宋浩然垂头沉吟,最终把照片递了过去。只要有一丝线索,他都不会放弃。
少年接过照片,凑近灯光打量,宋浩然微眯双目,紧紧锁定他的动作和表情。过了半分钟,少年抬起头来,朝宋浩然看去,遗憾的开口,“这个人我见过,就在末世爆发那天,那天我正巧来这儿给爷爷送生活费。不过,他已经死了,被一群丧尸给吃了,就在巷子口前面那个转角。当时他朝我喊救命,但是丧尸太多,我没敢过去。对不起!”
少年说着说着红了眼眶,羞愧的低下头去。他爷爷表情讶异,见孙子难过,连忙伸手去拍抚他脊背安慰,而后歉意的朝宋浩然看去,眼里流露出几丝同情。
宋浩然面无表情的盯着爷孙俩,半天没接话,洞里气氛逐渐沉郁。
少年暗自咬了咬牙,抹去眼角的泪水,轻声说道,“大哥哥,你不要伤心了。末世就是这样,也许是这一刻,也许是下一刻,人随时都会面对死亡,你们想开点。他死了,你们怎么办?是不是要撤退了?能不能带上我和爷爷?”
这才是他的真正目的。这个鬼地方,他一刻也不想多待,天知道宋浩然一行走了以后,军队会不会来接他们,与其在绝望中等待,不如紧紧巴住眼前的人。
“你看见他的时候,他穿的是什么衣服?”宋浩然闭了闭眼,语气极为平静的问道,但漆黑的瞳仁里却在酝酿着一场风暴。
少年眼神微闪,暗自捏紧衣角,故作镇定的说道,“他当时受了重伤,浑身是血,又被一群丧尸围着,我没看清楚。”
“呵~”将少年心虚的小动作尽收眼底,宋浩然冷笑一声,忽然揪起他的衣襟,将他狠狠拉到自己面前,另一只手快速从腰间拔出手枪,大力抵住他的太阳穴,语气森寒,满带煞气,“你有本事看着我的眼睛,再说一遍!你说得对,末世嘛,随时都会有人死,你猜猜,下一刻你会不会死?”

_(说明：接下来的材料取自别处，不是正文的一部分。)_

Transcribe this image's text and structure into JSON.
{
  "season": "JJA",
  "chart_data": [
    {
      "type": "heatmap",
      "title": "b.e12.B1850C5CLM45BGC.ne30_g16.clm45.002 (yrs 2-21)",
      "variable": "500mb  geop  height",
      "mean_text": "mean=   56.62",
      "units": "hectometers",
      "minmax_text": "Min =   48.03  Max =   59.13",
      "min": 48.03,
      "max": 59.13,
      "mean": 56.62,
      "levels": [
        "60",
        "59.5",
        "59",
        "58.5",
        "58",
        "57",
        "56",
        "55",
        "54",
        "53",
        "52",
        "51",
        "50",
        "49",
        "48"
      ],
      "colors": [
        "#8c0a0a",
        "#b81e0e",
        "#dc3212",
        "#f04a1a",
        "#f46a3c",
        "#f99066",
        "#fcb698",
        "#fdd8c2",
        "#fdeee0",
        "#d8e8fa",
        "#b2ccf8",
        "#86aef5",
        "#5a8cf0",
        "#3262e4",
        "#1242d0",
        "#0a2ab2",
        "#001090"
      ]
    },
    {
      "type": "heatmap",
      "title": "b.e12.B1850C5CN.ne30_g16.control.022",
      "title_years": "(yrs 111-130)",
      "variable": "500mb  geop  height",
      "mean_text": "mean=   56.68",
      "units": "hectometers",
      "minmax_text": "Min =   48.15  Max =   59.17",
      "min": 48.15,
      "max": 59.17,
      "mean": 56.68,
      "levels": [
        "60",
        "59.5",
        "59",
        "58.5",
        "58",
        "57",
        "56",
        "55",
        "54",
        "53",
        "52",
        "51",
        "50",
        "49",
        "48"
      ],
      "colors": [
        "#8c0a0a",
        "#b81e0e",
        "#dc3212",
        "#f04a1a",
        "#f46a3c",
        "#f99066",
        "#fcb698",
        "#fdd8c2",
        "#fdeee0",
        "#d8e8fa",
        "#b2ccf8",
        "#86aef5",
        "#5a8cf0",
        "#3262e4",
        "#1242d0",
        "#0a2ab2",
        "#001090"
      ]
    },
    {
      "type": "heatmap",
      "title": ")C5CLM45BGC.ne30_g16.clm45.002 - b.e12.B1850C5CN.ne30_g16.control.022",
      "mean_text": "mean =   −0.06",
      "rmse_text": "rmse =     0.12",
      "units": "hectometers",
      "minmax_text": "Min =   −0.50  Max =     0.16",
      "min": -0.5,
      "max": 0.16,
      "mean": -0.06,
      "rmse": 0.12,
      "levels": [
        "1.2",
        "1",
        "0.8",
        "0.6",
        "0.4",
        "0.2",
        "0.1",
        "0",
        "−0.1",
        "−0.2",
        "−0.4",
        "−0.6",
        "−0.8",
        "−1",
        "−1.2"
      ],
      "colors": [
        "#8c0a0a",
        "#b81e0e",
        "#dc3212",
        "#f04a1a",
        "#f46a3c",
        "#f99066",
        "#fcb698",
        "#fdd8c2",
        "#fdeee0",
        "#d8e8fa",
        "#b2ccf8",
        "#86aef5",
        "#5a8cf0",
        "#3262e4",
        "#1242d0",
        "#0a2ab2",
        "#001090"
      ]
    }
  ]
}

少年感觉到太阳穴的重压和枪管的冰冷,腿脚一颤,竟被吓得失禁了,半晌说不出话来。
这一切发生的太过突然,大家还来不及反应,少年已经落到失去理智的宋浩然手里,命悬一线。老人惊的差点昏厥过去,其余八人连忙上前拦阻。
只可惜,暴怒中的宋浩然手劲奇大,任人怎么拉扯都不肯放开。一众部将们不敢硬来,怕手枪走火,只得不停规劝。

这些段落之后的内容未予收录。